O grupo pop sul-coreano BTS posa para fotos ao chegar para o show “BTS The Comeback Live Arirang” no centro de Seul, Coreia do Sul, em 21 de março de 2026.
Apostilas | Reuters
Dezenas de milhares de fãs do BTS irão a Busan, na Coreia do Sul, na sexta-feira, como parte da segunda parada do grupo de sete membros no país. Turnê Mundial de Arirang.
Eles virão com bastões luminosos, banners e ingressos – e dinheiro para gastar.
O impacto da cultura popular na economia não é novo. O termo “Swiftomics” tornou-se uma abreviação para o impacto da turnê Eras de Taylor Swift, que lotou hotéis, restaurantes e estádios em todo o mundo.
Agora, a corretora coreana NH Securities tem um termo para BTS: Bangtan-nomics, que é uma junção do nome coreano do grupo “Bangtan” e “economia”.
NH descreve o caminho de consumo dos fãs da seguinte forma: A base de fãs on-line primeiro tornou-se streaming de mídia, álbuns e mercadorias e depois se expandiu para a beleza, comida, moda coreana e, finalmente, a indústria do turismo.

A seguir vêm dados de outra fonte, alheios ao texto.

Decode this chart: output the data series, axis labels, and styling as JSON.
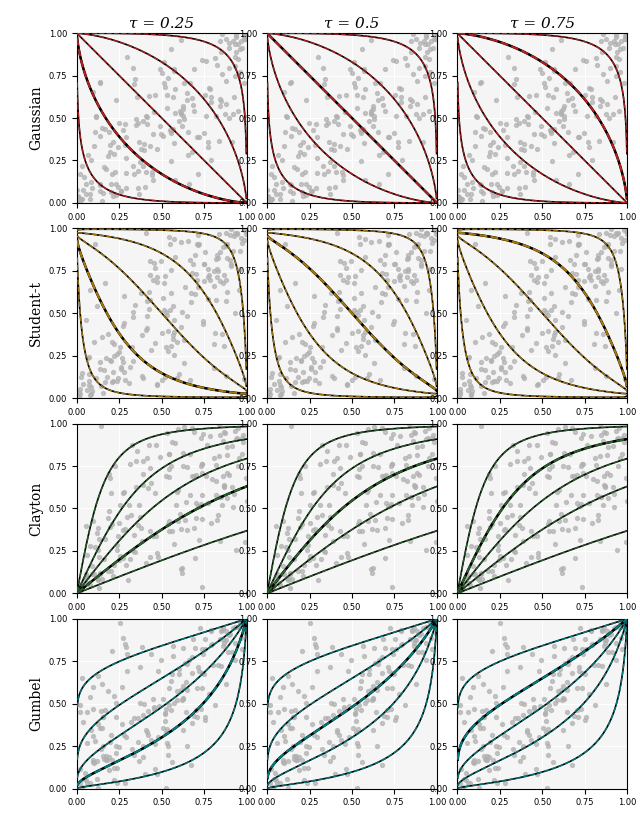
{
  "col_titles": [
    "τ = 0.25",
    "τ = 0.5",
    "τ = 0.75"
  ],
  "row_labels": [
    "Gaussian",
    "Student-t",
    "Clayton",
    "Gumbel"
  ],
  "row_colors": [
    "#cc2222",
    "#b8860b",
    "#2d6a2d",
    "#008b8b"
  ],
  "tau_values": [
    0.25,
    0.5,
    0.75
  ],
  "n_curves": 5,
  "background": "#f5f5f5",
  "scatter_color": "#b0b0b0",
  "scatter_alpha": 0.7,
  "scatter_size": 8,
  "n_points": 200
}
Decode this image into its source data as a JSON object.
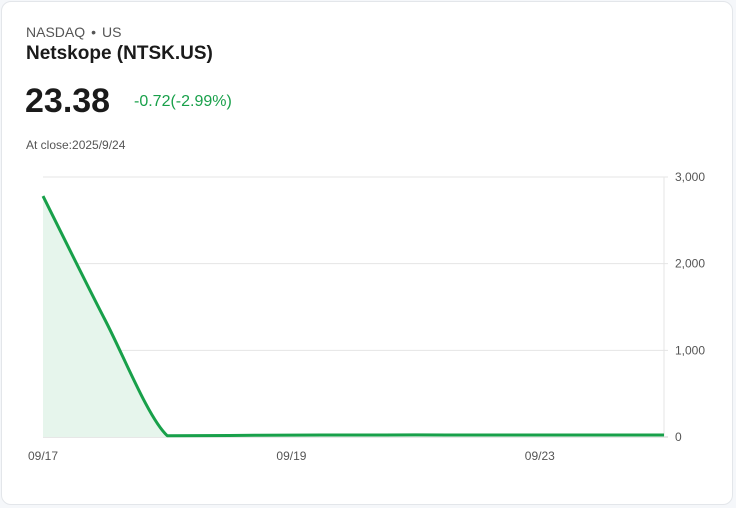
{
  "header": {
    "exchange": "NASDAQ",
    "separator": "•",
    "region": "US",
    "name": "Netskope (NTSK.US)"
  },
  "quote": {
    "price": "23.38",
    "change": "-0.72(-2.99%)",
    "at_close": "At close:2025/9/24",
    "change_color": "#18a04a"
  },
  "chart_data": {
    "type": "area",
    "title": "Netskope (NTSK.US)",
    "xlabel": "",
    "ylabel": "",
    "x_tick_labels": [
      "09/17",
      "09/19",
      "09/23"
    ],
    "x_tick_indices": [
      0,
      4,
      8
    ],
    "x": [
      0,
      1,
      2,
      3,
      4,
      5,
      6,
      7,
      8,
      9,
      10
    ],
    "values": [
      2780,
      1350,
      15,
      18,
      22,
      23,
      24,
      23,
      23,
      23,
      23
    ],
    "y_ticks": [
      0,
      1000,
      2000,
      3000
    ],
    "y_tick_labels": [
      "0",
      "1,000",
      "2,000",
      "3,000"
    ],
    "ylim": [
      0,
      3000
    ],
    "grid": true,
    "y_axis_position": "right",
    "line_color": "#18a04a",
    "fill_color": "#e6f5ec"
  }
}
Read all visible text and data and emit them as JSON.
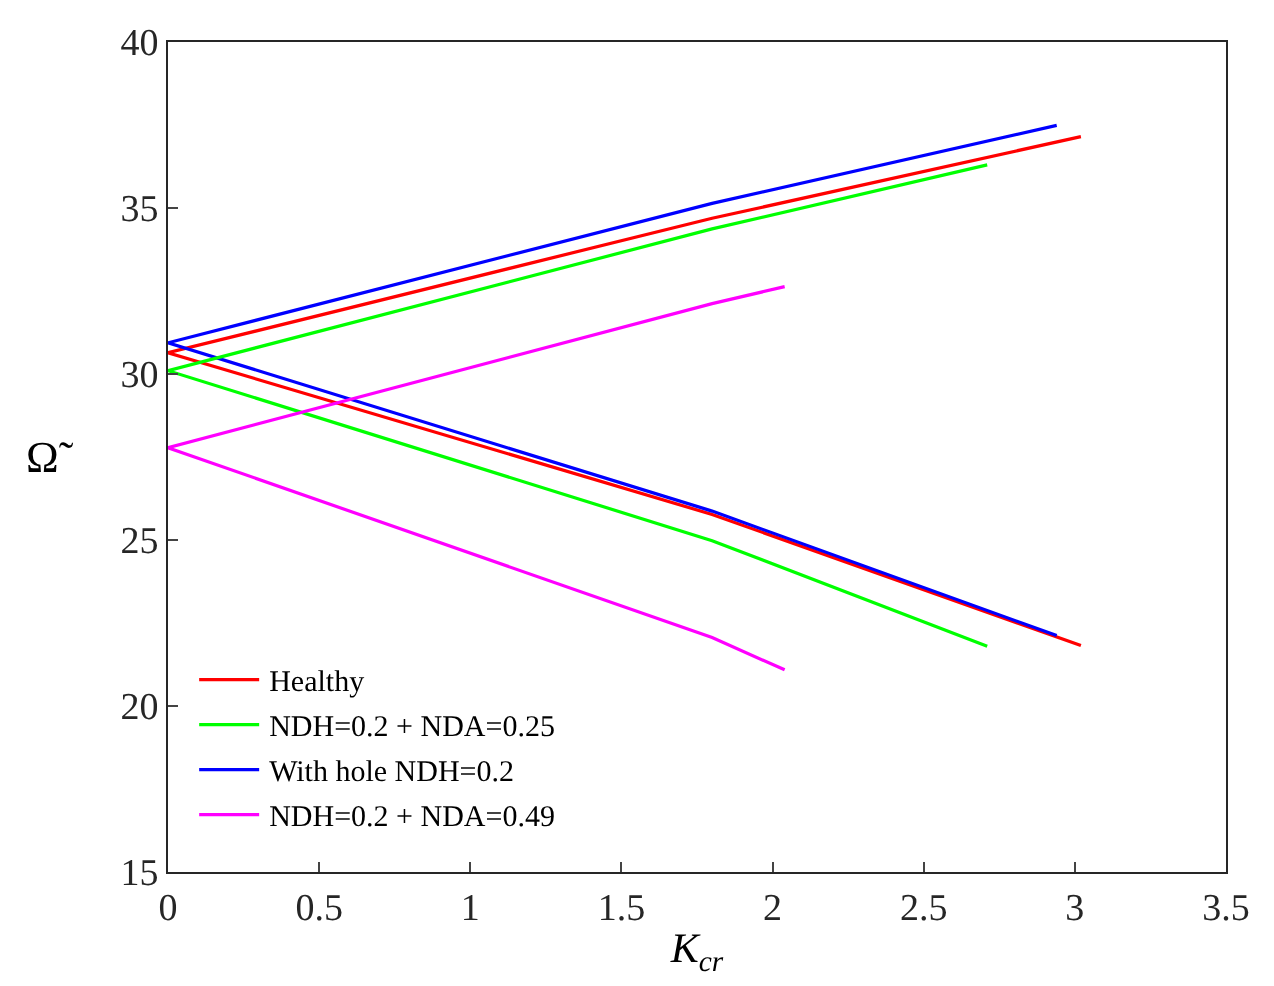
{
  "chart_data": {
    "type": "line",
    "xlabel": "K$_{cr}$",
    "ylabel": "Ω̃",
    "xlim": [
      0,
      3.5
    ],
    "xticks": [
      0,
      0.5,
      1,
      1.5,
      2,
      2.5,
      3,
      3.5
    ],
    "ylim": [
      15,
      40
    ],
    "yticks": [
      15,
      20,
      25,
      30,
      35,
      40
    ],
    "legend": "bottom",
    "marker": "none",
    "line_style": "solid",
    "series": [
      {
        "name": "Healthy",
        "color": "#ff0000",
        "x": [
          3.02,
          1.8,
          0,
          1.8,
          3.02
        ],
        "values": [
          37.15,
          34.69,
          30.64,
          25.77,
          21.82
        ]
      },
      {
        "name": "With hole NDH=0.2",
        "color": "#0000ff",
        "x": [
          2.94,
          1.8,
          0,
          1.8,
          2.94
        ],
        "values": [
          37.49,
          35.14,
          30.94,
          25.87,
          22.12
        ]
      },
      {
        "name": "NDH=0.2 + NDA=0.25",
        "color": "#00ff00",
        "x": [
          2.71,
          1.8,
          0,
          1.8,
          2.71
        ],
        "values": [
          36.3,
          34.37,
          30.1,
          24.98,
          21.8
        ]
      },
      {
        "name": "NDH=0.2 + NDA=0.49",
        "color": "#ff00ff",
        "x": [
          2.04,
          1.8,
          0,
          1.8,
          2.04
        ],
        "values": [
          32.63,
          32.12,
          27.78,
          22.06,
          21.09
        ]
      }
    ]
  }
}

A agência disse em um relatório de 21 de maio que 84% dos ARMYs globais (base de fãs do BTS) estão na adolescência e na casa dos vinte anos. À medida que envelhecem e o seu poder de compra aumenta, estes fãs podem vir para a Coreia do Sul e contribuir para a economia coreana através do consumo turístico.

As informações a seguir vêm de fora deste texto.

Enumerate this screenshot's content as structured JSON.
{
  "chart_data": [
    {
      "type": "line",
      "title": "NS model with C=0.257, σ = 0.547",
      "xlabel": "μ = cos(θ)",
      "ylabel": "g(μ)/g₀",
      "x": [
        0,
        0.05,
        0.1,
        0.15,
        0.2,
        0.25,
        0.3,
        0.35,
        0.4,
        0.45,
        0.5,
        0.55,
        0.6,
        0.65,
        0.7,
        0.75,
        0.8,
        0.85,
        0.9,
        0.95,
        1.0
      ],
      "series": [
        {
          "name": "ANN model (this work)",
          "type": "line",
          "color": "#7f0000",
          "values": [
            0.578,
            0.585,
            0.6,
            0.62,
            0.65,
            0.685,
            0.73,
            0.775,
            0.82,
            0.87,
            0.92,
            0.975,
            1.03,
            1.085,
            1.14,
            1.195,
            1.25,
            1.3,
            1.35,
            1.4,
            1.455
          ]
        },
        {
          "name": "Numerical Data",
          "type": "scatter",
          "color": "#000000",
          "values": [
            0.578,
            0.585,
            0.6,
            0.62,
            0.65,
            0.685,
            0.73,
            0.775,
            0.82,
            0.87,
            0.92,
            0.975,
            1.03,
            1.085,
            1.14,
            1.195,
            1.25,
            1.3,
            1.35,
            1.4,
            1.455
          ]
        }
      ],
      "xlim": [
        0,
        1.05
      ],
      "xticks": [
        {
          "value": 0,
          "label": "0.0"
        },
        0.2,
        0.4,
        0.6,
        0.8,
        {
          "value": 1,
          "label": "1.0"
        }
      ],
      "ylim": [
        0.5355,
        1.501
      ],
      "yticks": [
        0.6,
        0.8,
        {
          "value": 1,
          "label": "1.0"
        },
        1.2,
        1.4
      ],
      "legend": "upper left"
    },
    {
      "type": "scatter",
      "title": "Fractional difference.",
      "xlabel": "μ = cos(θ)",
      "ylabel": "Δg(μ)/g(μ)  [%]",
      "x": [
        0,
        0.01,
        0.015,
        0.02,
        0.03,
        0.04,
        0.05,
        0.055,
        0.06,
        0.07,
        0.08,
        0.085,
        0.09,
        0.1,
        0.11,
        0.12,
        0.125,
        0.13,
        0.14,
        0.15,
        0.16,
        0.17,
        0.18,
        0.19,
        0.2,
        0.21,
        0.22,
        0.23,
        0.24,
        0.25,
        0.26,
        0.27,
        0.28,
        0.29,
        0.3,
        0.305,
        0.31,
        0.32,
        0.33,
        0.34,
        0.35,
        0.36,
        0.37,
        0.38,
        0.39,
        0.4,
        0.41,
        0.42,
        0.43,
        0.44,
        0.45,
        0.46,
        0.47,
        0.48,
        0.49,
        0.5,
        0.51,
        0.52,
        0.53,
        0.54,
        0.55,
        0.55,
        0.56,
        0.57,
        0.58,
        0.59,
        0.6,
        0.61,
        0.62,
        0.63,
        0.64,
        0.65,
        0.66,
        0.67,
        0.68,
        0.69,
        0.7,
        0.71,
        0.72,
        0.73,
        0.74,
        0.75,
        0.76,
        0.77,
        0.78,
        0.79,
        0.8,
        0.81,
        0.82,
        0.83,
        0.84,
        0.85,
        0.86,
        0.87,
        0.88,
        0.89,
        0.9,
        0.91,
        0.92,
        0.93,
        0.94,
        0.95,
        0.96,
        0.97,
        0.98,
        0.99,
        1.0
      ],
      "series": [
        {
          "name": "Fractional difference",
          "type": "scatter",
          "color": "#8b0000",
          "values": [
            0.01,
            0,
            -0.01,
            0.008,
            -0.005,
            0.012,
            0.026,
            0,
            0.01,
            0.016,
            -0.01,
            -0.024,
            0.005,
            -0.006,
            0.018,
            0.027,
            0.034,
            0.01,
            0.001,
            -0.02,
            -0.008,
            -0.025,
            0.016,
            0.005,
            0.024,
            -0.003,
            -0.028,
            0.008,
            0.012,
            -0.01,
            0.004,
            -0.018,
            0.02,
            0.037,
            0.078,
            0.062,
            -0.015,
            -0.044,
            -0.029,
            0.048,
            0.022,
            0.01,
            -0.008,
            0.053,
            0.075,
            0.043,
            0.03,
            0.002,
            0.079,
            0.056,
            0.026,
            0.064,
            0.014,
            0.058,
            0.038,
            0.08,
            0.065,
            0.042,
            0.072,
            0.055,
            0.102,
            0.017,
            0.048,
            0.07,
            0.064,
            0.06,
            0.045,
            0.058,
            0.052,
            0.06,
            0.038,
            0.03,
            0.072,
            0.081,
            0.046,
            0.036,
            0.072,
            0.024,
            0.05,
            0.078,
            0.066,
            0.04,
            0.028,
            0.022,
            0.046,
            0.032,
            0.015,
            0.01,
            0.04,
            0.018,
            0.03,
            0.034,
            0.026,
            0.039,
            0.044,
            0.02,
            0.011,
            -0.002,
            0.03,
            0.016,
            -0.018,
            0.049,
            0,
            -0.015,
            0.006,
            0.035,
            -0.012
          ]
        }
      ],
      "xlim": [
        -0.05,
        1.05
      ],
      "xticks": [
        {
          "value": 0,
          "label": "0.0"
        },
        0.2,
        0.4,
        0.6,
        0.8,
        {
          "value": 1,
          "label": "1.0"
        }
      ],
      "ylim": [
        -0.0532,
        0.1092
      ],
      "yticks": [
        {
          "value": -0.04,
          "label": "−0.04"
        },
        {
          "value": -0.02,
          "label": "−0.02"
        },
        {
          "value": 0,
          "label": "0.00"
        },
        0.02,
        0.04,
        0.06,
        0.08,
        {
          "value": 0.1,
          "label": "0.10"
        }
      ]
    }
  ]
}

Na verdade, o NH prevê que os gastos dos fãs do BTS poderão contribuir anualmente com 0,35 pontos percentuais para o PIB da Coreia do Sul até 2040.
Por exemplo, os 0,35% da Coreia do Sul PIB nominal em 2024 Segundo cálculos da CNBC, são cerca de US$ 6,58 bilhões.
Alguns dados iniciais sobre “Economia à Prova de Balas” são promissores. mídia coreana, Citando dados do governo, disse que os fãs que vieram assistir ao primeiro show do BTS em abril provavelmente ficariam mais tempo e gastariam mais do que os turistas que não compareceram ao show.
Um artigo de 2019 de Pyun Ju Hyun, professor de negócios internacionais e economia na Universidade da Coreia, apoia isto. Pyun descobriu que os shows do BTS na Coreia do Sul atraíram muitos turistas estrangeiros e trouxeram consumo adicional para o país.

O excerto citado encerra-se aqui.